Here is the situation.
There is a field named "content" in the Lucene index document, and the "content" in each document has two values. For example:
- document1 - content: "gas and oil", "energy"
- document2 - content: "gas", "oil"
When I search "content:(+gas +oil)", both document1 and document2 are returned, that is expected.
The next step, I want to loop each content values for the hits,
- "gas and oil"
- "energy"
- "gas"
- "oil"
I used the highlighter, the purpose is to get "gas and oil" be returned because only this one "gas and oil" hit this query "(+gas +oil)".
But I actually get
- "gas and oil"
- "gas"
- "oil"
It seems that the query does not work on the highlighter, so when I use the query "(+gas +oil)" or the query "(gas oil)" to highlight, there is not much difference.
Did I use highlighter wrong?
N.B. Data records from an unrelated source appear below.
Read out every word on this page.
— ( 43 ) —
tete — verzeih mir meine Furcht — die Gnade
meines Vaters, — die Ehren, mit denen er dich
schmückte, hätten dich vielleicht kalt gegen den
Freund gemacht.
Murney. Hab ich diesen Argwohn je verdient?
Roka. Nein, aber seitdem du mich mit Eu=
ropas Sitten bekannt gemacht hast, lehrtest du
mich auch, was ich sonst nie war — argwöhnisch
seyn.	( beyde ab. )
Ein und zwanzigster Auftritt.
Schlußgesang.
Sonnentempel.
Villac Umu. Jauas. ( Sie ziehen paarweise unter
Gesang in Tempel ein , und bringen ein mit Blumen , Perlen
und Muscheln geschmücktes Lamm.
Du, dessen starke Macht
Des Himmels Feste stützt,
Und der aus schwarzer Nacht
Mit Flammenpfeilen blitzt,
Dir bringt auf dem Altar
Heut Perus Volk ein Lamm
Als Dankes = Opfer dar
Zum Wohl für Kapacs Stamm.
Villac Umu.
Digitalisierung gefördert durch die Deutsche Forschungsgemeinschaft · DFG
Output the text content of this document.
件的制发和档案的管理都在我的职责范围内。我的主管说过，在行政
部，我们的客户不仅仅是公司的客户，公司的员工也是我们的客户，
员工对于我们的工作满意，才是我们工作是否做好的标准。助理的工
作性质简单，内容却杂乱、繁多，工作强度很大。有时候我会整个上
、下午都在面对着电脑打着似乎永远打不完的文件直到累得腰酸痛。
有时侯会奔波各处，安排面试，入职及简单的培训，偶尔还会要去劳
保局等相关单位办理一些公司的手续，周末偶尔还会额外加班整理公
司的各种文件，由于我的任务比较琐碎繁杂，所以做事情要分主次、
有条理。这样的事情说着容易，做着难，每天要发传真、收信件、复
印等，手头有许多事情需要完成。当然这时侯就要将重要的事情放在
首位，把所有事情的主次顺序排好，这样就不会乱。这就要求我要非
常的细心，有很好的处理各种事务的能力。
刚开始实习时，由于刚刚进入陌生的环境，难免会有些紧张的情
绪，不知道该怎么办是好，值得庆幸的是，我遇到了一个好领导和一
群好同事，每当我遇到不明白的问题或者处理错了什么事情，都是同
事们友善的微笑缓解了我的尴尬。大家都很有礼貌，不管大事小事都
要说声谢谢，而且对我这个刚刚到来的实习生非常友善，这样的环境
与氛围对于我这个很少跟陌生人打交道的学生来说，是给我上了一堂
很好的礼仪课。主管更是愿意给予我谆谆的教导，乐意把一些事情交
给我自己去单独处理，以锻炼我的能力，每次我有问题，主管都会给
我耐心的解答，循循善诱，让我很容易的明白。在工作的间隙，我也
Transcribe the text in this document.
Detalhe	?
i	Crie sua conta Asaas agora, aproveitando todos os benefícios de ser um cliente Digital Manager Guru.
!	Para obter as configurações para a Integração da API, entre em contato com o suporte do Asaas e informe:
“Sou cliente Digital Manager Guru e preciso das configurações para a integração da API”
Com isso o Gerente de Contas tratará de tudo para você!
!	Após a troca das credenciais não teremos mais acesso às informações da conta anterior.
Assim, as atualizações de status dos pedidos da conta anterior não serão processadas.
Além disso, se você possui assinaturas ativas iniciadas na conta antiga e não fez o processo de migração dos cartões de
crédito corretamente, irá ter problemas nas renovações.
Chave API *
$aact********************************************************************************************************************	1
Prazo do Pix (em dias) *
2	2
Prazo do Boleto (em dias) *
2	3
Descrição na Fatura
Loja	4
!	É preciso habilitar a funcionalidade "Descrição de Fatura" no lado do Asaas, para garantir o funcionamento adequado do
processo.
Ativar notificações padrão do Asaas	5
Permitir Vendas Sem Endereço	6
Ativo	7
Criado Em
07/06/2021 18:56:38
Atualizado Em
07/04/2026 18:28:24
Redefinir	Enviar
Is there a way to only get "gas and oil"?
Code example I used
for (final String value : values) {
final QueryScorer scorer = new QueryScorer(query);
final Highlighter highlighter = new Highlighter(scorer);
highlighter.setTextFragmenter(new SimpleFragmenter(2000));
final TokenStream tokenStream = analyzer.tokenStream(field, new StringReader(value));
final CachingTokenFilter filter = new CachingTokenFilter(tokenStream);
final String highlightedText = highlighter.getBestFragment(filter, value);
if (StringUtils.isNotBlank(highlightedText)) {
//TODO
}
}
Thanks in advance
Highlighter is based on term, so the best way to solve this problem is to rebuild the index and organize it in a different way, that is:
Therefore, when searching for "content:(+gas +oil)", only document1 will be hit.